Movie Reviews

Ant-Man
submitted by
Thomas
 on
Friday, April 15, 2016 - 17:10
6.5
Directed by: 

One of the latest Marvel heroes to make the move to Hollywood, is Ant-Man. Directed by Peyton Reed, this movie is surprisingly lightweight, much like its shrunken protagonist.

The movie opens in 1989, where we find Hank Pym (Michael Douglas) in a heated discussion with Tony Stark’s dad Howard (John Slattery), Peggy Carter (Hayley Atwell) and Mitchell Carson (Martin Donovan). He has discovered something called the Pym particle, which operates the Ant-Man suit and allows the person wearing it to shrink. SHIELD wants the particle bad. Pym however, is equally insistent on not handing over his discovery and a s a result is kicked out of his own company, Pym Technologies.

Fast-forward to the present. Pym is too old to still don the Ant-Man suit and too protective of his daughter Hope (Evangeline Lilly) to let her wear it. And so it remains locked in a vault in his house. But then Scott Lang (Paul Rudd) breaks into his house and steals the suit, only to return it a later date once he finds out what it is. Pym however sees the perfect new recruit in Scott and needs him to stop Darren Cross (Corey Stoll), a former protégé of Pym and Hope’s current employer, who has figured out the Pym particle on his own and is intent on using it to create a weaponized version of Ant-Man, called Yellowjacket, which he wants to sell to HYDRA.

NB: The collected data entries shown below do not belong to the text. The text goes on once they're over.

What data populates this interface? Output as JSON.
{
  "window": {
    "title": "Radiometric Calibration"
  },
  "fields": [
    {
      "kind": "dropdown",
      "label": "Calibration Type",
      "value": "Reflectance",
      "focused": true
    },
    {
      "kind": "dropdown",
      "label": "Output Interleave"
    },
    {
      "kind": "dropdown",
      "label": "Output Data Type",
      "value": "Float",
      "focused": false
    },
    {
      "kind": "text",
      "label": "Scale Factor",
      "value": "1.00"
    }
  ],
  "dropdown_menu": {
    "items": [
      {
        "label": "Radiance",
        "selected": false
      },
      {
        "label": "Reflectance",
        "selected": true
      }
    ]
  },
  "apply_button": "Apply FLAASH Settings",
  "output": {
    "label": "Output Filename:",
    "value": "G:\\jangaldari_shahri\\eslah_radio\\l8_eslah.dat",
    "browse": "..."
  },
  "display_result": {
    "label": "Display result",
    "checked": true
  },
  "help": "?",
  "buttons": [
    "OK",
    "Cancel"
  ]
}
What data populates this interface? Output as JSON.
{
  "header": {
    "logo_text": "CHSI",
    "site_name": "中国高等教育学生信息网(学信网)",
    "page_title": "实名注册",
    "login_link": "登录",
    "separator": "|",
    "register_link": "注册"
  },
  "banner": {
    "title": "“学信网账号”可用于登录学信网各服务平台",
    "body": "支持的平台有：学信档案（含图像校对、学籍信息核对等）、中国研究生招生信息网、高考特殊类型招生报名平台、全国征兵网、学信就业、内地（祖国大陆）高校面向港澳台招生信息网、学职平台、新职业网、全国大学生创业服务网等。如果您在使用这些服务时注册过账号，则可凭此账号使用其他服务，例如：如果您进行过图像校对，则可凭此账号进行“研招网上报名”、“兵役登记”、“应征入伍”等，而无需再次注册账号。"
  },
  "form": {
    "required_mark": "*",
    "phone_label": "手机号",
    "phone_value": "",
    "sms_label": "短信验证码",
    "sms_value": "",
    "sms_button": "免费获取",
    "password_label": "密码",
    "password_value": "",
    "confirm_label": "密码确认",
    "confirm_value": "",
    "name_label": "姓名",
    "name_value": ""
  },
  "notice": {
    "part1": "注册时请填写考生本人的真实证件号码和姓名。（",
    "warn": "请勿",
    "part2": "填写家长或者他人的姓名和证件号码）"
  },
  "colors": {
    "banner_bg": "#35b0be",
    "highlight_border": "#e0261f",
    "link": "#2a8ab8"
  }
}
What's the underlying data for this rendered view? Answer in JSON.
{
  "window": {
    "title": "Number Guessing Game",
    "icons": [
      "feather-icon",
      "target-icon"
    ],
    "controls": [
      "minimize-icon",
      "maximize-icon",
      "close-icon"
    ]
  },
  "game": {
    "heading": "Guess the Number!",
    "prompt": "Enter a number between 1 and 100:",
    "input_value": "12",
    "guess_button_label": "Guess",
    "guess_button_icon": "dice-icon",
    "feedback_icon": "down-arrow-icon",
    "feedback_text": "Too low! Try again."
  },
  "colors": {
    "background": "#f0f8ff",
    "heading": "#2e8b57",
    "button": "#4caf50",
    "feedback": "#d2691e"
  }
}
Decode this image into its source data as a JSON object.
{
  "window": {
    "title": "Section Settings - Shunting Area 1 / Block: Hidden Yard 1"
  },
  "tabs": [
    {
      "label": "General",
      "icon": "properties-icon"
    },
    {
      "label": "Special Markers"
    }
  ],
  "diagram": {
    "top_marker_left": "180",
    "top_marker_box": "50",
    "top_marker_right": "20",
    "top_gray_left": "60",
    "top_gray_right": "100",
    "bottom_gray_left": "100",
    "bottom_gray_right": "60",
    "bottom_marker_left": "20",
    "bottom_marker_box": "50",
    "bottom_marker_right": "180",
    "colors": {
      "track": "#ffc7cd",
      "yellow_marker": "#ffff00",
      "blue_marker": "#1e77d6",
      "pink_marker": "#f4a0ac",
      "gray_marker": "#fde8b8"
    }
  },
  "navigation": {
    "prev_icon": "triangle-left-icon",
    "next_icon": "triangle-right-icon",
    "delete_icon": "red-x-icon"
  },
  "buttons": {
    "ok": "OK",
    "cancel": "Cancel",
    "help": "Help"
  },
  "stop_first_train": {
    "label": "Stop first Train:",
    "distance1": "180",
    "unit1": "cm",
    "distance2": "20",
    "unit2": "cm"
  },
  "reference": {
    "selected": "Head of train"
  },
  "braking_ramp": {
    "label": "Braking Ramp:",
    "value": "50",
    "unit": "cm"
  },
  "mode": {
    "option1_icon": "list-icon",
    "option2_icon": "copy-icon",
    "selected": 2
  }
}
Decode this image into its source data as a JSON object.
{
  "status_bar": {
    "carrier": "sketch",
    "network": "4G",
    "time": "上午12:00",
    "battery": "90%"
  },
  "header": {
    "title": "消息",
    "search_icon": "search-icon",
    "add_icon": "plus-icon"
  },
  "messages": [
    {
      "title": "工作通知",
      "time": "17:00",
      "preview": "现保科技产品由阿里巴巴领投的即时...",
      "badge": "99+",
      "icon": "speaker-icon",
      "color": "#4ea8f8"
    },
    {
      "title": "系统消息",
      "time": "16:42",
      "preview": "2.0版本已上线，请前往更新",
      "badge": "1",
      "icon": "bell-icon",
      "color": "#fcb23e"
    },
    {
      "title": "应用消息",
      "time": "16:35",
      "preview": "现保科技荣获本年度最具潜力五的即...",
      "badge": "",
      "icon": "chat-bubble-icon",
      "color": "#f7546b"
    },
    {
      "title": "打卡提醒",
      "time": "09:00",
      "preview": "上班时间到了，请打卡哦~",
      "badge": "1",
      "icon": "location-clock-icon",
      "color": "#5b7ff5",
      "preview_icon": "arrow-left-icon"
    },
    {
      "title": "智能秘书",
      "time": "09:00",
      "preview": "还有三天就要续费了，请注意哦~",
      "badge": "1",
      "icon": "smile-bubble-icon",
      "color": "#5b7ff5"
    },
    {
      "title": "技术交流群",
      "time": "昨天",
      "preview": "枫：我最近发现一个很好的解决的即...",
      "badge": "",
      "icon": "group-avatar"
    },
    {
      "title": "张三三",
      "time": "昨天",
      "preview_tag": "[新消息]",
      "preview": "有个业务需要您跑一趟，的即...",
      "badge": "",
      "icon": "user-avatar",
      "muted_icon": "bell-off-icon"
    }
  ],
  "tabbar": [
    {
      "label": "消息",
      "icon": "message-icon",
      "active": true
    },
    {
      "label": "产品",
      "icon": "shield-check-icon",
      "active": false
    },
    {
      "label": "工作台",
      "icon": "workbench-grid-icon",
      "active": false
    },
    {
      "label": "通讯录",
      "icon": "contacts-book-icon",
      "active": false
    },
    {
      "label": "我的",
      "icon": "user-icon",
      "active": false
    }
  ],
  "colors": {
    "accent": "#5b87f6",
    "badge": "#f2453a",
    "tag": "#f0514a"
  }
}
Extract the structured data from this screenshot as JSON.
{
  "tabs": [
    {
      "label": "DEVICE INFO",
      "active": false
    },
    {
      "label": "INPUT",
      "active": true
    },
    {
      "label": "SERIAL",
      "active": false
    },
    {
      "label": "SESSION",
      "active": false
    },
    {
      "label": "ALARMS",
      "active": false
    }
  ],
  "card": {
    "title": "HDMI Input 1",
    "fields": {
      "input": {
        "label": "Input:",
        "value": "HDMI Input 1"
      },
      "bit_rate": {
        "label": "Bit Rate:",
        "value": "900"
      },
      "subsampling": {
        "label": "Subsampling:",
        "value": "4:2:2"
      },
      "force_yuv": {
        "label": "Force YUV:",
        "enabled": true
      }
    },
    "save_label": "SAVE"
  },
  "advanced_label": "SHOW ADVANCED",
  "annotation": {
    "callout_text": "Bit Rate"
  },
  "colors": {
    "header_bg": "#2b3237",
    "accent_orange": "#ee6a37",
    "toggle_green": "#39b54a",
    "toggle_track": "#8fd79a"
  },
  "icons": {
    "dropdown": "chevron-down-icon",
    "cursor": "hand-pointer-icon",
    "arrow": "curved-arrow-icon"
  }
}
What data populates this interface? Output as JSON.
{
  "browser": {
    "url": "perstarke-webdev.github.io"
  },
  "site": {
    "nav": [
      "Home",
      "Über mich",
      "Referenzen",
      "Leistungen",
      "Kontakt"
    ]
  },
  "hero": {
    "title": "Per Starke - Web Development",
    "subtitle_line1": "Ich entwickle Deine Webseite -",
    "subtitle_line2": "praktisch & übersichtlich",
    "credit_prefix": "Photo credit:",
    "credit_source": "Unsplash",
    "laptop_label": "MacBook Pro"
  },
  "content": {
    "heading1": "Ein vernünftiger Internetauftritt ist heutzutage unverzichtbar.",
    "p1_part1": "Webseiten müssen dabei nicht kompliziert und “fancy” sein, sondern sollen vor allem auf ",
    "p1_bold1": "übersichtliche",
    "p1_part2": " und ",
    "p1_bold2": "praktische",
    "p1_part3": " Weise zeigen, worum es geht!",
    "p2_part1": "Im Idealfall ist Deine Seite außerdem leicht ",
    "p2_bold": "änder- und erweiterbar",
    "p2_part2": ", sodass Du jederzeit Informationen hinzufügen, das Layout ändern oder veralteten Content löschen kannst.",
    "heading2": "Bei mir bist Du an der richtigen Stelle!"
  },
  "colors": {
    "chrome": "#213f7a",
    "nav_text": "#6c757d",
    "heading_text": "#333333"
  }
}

Hope is decidedly less enthused about the prospect of letting Scott become the new Ant-Man, but goes along with it anyway. And Scott himself agrees to it because he wants to do something right in his life so his ex-wife will let him spend more time with his daughter. Let’s just say that she isn’t exactly impressed with what Scott accomplished so far and neither is her now boyfriend, a defensive cop played by Bobby Cannaivale.

Rudd doesn’t exactly look like a hardened ex-criminal, but he pulls it off easily enough with a mischievous grin that matches the movie’s sense of fun. Just like Guardians Of The Galaxy, the key word here is lighthearted. And the special effects look pretty damn spectacular.

The reason the movie ultimately doesn’t work quite as good as you want it to, can probably be attributed to the fact that the screenplay is written and then re-written by Edgar Wright (who was set to direct but left the project because of creative differences), Joe Cornish, Paul Rudd and Adam McKay and ended up a bit mess. Still nice enough, but I’m hoping the sequel will be better.